When WVU first joined in 2012, the Big 12 was a shoot-first-ask-questions-later kind of league.

It was a wide open prairie built to be a perfect fit for guys like Trae Young, Buddy Hield, Marcus Smart and Andrew Wiggins.

Defense wasn’t exactly a league-wide top priority, maybe outside of the state of Kansas.

It was guards running loose with teams using a big guy to set screens, rebound and to basically occupy enough space to keep the opponent’s big man away from the shooters.

The number of schools in the Big 12 who still are offense-first are no longer the majority.

And this is where Culver and Tshiebwe come in.

“A lot of rebounds,” Huggins said about his expectations of his two big men. “We can go back to dominating the glass like we did at one time.”

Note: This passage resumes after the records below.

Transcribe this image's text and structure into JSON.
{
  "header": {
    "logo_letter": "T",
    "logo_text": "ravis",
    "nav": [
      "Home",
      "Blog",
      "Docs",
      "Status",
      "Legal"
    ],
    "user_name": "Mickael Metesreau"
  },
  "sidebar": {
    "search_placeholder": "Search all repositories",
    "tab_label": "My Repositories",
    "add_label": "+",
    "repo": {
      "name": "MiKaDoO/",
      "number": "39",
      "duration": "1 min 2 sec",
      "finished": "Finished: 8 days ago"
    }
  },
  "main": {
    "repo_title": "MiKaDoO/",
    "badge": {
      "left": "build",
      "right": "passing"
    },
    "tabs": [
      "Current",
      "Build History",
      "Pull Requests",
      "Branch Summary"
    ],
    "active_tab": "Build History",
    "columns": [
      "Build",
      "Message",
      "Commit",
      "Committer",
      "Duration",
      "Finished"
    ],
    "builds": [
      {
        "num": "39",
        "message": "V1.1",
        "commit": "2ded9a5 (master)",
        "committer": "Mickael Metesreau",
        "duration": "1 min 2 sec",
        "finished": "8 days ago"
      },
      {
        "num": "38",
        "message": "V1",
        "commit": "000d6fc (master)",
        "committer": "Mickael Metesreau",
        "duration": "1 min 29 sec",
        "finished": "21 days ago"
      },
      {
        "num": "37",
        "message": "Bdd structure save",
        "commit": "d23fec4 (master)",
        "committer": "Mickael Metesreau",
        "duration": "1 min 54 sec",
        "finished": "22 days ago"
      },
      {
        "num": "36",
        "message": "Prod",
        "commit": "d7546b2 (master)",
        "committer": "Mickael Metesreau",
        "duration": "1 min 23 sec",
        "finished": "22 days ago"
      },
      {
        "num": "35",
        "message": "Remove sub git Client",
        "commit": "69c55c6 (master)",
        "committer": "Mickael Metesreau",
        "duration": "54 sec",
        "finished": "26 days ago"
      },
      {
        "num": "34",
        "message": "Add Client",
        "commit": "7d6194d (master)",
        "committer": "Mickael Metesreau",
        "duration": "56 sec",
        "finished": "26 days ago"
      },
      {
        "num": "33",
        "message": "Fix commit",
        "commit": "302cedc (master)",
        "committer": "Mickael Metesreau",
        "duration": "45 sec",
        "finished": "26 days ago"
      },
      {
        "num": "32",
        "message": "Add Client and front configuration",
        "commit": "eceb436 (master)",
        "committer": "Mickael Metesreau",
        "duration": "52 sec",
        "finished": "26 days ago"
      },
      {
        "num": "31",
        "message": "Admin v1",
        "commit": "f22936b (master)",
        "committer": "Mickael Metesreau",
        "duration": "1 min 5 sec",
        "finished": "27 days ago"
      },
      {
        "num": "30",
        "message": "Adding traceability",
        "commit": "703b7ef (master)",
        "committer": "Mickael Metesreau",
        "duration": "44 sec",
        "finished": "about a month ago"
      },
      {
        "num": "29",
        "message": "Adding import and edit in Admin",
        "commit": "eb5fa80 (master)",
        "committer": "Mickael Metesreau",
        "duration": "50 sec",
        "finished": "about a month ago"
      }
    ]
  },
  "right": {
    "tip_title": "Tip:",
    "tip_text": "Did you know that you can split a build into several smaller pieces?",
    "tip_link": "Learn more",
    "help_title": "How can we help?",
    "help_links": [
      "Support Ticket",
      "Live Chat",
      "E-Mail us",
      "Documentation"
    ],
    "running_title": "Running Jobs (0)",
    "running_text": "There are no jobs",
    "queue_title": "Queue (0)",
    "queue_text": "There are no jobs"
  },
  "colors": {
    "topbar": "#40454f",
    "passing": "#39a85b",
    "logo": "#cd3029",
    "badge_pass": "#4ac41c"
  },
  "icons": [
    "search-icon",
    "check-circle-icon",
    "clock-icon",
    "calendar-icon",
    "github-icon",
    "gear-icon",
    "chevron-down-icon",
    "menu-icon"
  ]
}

Their presence will go much further in terms of stopping drives to the basket on defense and points in the paint on offense.

Will they be the focal point? Some. To be sure, the Mountaineers will still rely mostly on guard play and how much small forward Emmitt Matthews Jr. has improved may be the key to the season, but to overlook the importance of Culver and Tshiebwe would be a grave mistake.

With those two in the Mountaineers’ lineup, it no longer becomes a matter of WVU trying to match up with the rest of the Big 12. The rest of the conference now has to figure out a way on how to keep Culver and Tshiebwe from dominating down low.

And that’s the unique part. Sure, some Big 12 teams have had some good big guys. Even outside of the guys listed earlier as draft picks, there was also Rico Gathers at Baylor, Devin Williams at WVU and Cameron Ridley at Texas.

Having two at a time when the Big 12 is shifting more towards defense could be the start of the Mountaineers recovering from a woeful 2018-19 season.